How to write a customized autograd Function which accepts lists/tuples of tensors as its inputs?

I recently encountered a problem when I try to make a customized autograd Function on my own. In my case, it is quite different from conventional requirements, because the inputs to my Function need to be some lists/tuples of tensors.

To be more specific, my problem can be simplified as follows.
The input to my Function is a list of tensor (in the presented example, we may only consider one input list; but in fact, the Function may need to take more than one input lists).
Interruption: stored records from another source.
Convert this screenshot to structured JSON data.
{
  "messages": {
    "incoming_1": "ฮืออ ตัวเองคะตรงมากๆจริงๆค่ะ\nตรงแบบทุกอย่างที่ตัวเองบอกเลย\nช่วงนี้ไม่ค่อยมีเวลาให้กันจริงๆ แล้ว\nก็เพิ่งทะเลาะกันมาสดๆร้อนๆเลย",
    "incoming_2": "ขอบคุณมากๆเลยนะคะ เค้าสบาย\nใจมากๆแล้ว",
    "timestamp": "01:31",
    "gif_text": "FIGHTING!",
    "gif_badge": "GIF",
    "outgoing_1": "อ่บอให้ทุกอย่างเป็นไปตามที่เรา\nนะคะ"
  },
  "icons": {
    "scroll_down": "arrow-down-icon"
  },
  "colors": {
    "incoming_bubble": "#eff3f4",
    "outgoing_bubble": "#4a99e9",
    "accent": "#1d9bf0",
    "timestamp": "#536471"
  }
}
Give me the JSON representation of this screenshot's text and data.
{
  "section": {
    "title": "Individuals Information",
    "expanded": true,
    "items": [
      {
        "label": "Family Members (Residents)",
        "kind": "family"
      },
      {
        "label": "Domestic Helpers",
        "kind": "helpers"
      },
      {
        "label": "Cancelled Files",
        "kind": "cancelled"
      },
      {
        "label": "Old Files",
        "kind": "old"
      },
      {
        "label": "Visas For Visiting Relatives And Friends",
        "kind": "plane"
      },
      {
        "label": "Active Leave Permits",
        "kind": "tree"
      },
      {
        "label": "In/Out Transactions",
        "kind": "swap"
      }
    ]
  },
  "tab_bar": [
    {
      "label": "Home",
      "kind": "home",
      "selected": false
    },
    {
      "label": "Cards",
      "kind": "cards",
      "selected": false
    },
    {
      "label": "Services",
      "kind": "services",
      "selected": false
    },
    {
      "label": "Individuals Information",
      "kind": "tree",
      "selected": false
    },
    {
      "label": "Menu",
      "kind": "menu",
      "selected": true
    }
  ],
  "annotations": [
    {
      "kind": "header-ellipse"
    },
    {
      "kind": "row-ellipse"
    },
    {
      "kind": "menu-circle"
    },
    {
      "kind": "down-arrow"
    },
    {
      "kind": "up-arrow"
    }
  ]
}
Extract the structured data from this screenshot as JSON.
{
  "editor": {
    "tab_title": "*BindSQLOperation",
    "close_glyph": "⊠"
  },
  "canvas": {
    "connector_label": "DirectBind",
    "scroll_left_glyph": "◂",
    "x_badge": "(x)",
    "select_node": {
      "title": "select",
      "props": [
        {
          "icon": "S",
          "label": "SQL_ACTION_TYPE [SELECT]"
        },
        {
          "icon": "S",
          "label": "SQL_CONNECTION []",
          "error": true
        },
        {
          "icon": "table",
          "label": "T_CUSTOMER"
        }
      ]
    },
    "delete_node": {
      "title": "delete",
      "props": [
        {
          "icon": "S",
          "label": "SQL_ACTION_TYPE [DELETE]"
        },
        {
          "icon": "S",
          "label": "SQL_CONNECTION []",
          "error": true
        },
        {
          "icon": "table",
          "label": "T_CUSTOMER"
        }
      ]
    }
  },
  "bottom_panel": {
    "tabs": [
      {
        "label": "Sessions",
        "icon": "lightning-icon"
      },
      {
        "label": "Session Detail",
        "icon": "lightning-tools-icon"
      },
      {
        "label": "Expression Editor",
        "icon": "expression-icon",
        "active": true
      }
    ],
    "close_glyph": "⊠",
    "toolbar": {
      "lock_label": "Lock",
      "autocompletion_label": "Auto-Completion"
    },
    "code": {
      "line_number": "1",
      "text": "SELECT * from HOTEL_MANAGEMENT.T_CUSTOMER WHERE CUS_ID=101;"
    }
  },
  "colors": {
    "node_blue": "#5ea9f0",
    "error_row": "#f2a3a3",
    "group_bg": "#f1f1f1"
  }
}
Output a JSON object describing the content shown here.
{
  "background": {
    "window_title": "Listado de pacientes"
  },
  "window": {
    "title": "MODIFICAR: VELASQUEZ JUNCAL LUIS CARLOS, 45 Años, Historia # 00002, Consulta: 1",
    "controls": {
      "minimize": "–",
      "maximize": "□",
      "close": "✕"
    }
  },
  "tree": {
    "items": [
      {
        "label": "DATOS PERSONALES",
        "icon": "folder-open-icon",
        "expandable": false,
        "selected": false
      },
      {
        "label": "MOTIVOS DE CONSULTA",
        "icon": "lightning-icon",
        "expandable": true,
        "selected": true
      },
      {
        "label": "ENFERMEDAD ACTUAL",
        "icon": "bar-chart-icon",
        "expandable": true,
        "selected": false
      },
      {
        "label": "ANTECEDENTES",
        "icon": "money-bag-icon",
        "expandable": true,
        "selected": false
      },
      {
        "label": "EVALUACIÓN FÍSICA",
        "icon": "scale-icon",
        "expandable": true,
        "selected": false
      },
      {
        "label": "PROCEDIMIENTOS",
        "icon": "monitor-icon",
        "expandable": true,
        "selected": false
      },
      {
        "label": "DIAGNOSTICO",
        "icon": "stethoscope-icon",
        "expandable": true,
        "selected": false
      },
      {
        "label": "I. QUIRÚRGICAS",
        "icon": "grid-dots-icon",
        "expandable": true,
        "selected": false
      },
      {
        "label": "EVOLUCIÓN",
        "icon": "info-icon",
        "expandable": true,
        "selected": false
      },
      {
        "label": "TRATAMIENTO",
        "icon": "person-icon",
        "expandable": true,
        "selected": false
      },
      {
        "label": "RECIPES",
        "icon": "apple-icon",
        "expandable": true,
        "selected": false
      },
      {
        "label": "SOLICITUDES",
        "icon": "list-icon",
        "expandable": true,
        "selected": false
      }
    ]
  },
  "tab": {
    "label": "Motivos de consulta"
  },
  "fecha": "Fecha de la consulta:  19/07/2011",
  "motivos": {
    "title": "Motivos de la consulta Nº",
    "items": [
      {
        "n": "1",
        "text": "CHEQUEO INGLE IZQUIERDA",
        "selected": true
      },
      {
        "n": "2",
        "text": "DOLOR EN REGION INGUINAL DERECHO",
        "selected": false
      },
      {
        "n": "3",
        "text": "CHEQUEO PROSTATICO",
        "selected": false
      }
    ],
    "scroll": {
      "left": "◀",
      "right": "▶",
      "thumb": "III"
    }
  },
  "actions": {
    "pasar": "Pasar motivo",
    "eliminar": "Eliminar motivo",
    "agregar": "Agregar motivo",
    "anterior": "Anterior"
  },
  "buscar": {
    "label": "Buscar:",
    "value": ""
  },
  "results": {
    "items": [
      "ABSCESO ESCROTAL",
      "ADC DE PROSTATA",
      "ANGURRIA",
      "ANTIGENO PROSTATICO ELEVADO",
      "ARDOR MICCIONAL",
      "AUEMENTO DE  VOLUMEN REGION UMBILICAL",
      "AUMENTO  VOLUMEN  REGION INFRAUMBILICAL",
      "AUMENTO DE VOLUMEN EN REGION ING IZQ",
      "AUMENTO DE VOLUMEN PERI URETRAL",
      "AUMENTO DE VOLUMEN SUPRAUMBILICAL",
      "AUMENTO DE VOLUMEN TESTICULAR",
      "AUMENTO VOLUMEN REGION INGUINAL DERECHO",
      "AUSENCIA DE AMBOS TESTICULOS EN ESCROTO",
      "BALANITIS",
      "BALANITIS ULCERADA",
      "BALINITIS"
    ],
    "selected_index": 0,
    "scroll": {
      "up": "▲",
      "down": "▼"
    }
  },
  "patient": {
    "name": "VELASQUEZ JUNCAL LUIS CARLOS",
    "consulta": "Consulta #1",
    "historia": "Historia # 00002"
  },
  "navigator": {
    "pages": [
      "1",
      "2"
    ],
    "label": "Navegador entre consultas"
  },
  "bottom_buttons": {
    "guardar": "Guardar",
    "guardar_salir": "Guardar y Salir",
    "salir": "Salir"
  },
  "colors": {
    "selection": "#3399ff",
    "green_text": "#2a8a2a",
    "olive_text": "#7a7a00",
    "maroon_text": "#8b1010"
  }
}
x = [torch.randn(4,5), torch.randn(8,9)]

And let’s consider the simplest case, a customized ReLU Function.
I would suppose the following codes would run, but it won’t actually.

class MyReLU(torch.autograd.Function):
@staticmethod
def forward(ctx, x):
# x need to be a list of tensors
out = [torch.relu(t) for t in x]
ctx.save_for_backward(out)
return out
@staticmethod
def backward(ctx, y):
act, = ctx.saved_tensors
out = [(t1 > 0.0) * t2 for t1, t2 in zip(act, y)]
return out

I know the actual implementation might be different, but you may get the basic idea from the above codes. The above codes didn’t work, it seems that the Function only takes torch.Tensor as inputs.

I need to implement this because these tensors have distinct sizes and cannot be stacked together. Besides, this shown codes involves some for loop to iterate over all the tensors, but actually it won’t be necessary, since my real operation is written in CUDA C++ and this can be efficiently computed. And the length of the tensor list could be very large, iterating over all the tensors should be time-consuming and inefficient. So that’s why the input to the Function need to be a list of tensors.

Could you give any suggestions or workarounds about this? Thank you very much!!